NEWS
- Any important info will be listed here.
Last updated 24.01.2007
HPC computing scales at 100% per year in total computing speed and total storage capacity and speed. Scaling the distributed file system to parallel access at terabytes per second, hundreds of thousands of file creates per second in the same billion-entry directory, with multiple failures per day experienced and recovered without losing any data, and giving good interactive response time, is leading to ever more asynchronous (that is, complex) implementations. More complex implementations designed for systems so large that they do not yet exist will generally take longer to write, debug, stabilize and tune, and will have latent problems uncovered only in the end-user site. But the pace of technology and the dollars invested does not allow for longer development times and unstable biggest-in-class installations. What is needed is better understanding of the problems of large scale distributed implementation problems and tools and processes to counter their instability.
In this course we will pick a state-of-the-art scaling problem -- huge and highly concurrent directories -- and develop and test multiple implementations using simulated supercomputers based on virtual machines. We will put the new directory implementations into PVFS, test with virtual machine simulation, then, time allowing, layer the emerging IETF NFSv4.1 "parallel NFS" implementation on top and test it at scale. Our goal is to develop directory implementations that are good enough to give back to PVFS and find and fix scale-related bugs in PVFS directories, PVFS itself, perhaps, and pNFS, for sure.
We will also spend classroom time on other tools and techniques for developing and testing large scale distributed file systems, with an eye to identifying promising research on this very hard problem.

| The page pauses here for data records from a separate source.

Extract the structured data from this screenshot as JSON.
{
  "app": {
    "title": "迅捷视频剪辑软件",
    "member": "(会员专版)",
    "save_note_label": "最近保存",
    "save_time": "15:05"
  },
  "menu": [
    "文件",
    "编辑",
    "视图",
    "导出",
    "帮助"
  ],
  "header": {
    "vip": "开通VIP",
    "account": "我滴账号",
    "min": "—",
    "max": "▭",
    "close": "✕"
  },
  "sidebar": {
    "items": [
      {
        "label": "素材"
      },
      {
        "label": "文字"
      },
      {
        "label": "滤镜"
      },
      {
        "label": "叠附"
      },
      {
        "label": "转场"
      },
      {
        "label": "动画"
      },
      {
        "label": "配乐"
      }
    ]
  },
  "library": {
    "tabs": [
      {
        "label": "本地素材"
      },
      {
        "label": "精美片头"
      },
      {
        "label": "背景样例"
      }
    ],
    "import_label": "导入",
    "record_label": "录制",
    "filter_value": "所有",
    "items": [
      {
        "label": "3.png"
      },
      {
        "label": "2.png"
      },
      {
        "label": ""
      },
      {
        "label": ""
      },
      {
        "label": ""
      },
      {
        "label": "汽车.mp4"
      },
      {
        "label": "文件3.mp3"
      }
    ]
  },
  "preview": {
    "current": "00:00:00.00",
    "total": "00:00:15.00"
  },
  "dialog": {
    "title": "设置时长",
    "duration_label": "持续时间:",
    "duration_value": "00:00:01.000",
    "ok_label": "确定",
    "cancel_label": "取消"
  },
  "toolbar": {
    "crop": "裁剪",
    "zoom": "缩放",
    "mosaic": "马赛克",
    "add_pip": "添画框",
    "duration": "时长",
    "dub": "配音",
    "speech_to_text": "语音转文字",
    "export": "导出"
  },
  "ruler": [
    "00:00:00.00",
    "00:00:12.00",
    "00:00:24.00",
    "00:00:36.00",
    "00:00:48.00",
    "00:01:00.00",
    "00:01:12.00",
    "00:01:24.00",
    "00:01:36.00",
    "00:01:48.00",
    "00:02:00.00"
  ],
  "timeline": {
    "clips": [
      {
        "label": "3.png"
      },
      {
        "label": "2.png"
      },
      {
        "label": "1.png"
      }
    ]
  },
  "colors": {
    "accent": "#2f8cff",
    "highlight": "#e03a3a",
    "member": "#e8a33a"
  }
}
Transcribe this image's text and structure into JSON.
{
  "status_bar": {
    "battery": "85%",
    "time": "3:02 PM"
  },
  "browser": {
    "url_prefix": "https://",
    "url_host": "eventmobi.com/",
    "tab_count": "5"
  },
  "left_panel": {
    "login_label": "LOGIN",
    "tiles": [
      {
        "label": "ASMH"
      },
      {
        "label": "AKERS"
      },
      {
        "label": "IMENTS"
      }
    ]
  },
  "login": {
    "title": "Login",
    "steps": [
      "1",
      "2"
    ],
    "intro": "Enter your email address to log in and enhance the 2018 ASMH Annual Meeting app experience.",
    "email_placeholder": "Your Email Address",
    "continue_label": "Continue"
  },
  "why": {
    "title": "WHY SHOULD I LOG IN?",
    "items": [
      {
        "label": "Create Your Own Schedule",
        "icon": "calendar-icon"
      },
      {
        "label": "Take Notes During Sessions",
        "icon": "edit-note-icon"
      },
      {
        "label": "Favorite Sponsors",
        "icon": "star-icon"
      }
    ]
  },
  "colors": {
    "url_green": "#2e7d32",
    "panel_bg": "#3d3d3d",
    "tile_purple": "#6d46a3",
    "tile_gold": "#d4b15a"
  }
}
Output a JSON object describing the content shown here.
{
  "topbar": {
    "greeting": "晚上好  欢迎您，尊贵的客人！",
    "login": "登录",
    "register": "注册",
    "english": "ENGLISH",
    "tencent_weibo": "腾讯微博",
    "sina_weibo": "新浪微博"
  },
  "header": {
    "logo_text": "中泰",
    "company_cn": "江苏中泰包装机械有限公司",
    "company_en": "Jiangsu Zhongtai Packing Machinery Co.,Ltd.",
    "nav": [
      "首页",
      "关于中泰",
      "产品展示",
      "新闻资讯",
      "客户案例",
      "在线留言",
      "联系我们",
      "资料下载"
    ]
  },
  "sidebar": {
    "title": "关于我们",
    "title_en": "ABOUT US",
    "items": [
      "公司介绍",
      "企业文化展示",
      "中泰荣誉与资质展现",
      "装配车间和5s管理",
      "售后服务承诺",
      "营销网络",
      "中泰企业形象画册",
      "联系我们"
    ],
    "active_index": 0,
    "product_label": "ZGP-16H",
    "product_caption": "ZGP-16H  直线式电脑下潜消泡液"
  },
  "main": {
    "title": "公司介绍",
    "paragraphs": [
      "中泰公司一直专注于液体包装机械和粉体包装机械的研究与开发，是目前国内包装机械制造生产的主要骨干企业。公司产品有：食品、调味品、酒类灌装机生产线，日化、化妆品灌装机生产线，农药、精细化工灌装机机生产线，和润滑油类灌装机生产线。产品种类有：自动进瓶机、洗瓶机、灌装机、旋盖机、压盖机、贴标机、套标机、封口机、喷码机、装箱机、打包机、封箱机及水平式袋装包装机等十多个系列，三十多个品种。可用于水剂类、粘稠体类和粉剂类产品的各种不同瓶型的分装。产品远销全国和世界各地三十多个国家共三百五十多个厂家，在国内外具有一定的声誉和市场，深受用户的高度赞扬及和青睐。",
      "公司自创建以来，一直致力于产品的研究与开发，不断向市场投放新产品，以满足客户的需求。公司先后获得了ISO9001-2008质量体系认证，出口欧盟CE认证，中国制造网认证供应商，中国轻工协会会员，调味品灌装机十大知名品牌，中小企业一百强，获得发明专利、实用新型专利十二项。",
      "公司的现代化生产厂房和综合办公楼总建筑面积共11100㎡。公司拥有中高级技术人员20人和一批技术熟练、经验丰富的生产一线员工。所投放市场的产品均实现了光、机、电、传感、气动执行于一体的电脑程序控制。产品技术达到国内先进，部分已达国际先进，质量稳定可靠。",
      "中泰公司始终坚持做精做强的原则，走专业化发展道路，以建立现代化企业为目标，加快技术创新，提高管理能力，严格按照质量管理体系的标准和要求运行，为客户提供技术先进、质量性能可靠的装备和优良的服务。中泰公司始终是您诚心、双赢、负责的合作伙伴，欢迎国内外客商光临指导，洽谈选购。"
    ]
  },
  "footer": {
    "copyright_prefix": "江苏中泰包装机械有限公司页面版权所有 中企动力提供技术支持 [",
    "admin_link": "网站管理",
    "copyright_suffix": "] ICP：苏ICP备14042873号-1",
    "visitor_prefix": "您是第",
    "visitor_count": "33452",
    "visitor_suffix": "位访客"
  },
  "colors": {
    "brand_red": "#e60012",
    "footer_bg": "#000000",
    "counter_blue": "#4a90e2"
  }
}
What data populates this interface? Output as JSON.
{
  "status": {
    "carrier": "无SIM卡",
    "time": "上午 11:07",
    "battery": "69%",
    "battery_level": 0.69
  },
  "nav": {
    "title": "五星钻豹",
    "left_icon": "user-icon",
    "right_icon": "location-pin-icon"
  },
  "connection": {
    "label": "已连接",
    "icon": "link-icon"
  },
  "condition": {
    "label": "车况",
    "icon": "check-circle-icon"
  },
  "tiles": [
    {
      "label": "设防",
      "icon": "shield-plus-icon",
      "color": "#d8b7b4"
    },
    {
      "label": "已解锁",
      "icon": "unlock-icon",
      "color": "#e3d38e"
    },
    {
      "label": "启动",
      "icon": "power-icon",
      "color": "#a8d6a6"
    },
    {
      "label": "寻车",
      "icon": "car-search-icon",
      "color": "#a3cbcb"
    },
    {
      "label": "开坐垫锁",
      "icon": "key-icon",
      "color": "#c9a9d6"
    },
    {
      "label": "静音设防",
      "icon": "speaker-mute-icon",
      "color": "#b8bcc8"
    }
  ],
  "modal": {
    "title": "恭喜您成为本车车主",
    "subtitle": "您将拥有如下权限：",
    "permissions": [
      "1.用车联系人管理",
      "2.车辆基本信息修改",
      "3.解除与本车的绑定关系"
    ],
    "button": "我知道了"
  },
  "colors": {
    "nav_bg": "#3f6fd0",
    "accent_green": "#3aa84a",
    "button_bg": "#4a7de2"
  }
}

Meeting Time/Place: MW 3:00-4:30, WeH 4615a
| Instructor: Garth Gibson office: WeH 8219 phone: x8-5890 office hours: email: garth@cs.cmu.edu |
Teaching Assistant: NONE |
Course Secretary: Angela Miller office: WeH 8215 phone: x8-6645 hours: email:amiller@cs.cmu.edu |
Members of this class are expected to have taken an operating systems course equivalent to CMU's 15-410 and achieved a grade of A or better. This includes familiarity as a user with an interactive operating system (e.g., Unix) and solid understanding of basic concepts in the design and implementation of operating systems. Students without 15-712 knowledge may also struggle.
849h is a graduate-level class, and thus operates differently from an undergraduate class; particularly interested and prepared undergraduates can participate, with explicit permission of the instructor.
This is a shared project course. This means that all class members are working on parts of the overall project. There will be individual project reports and a group paper.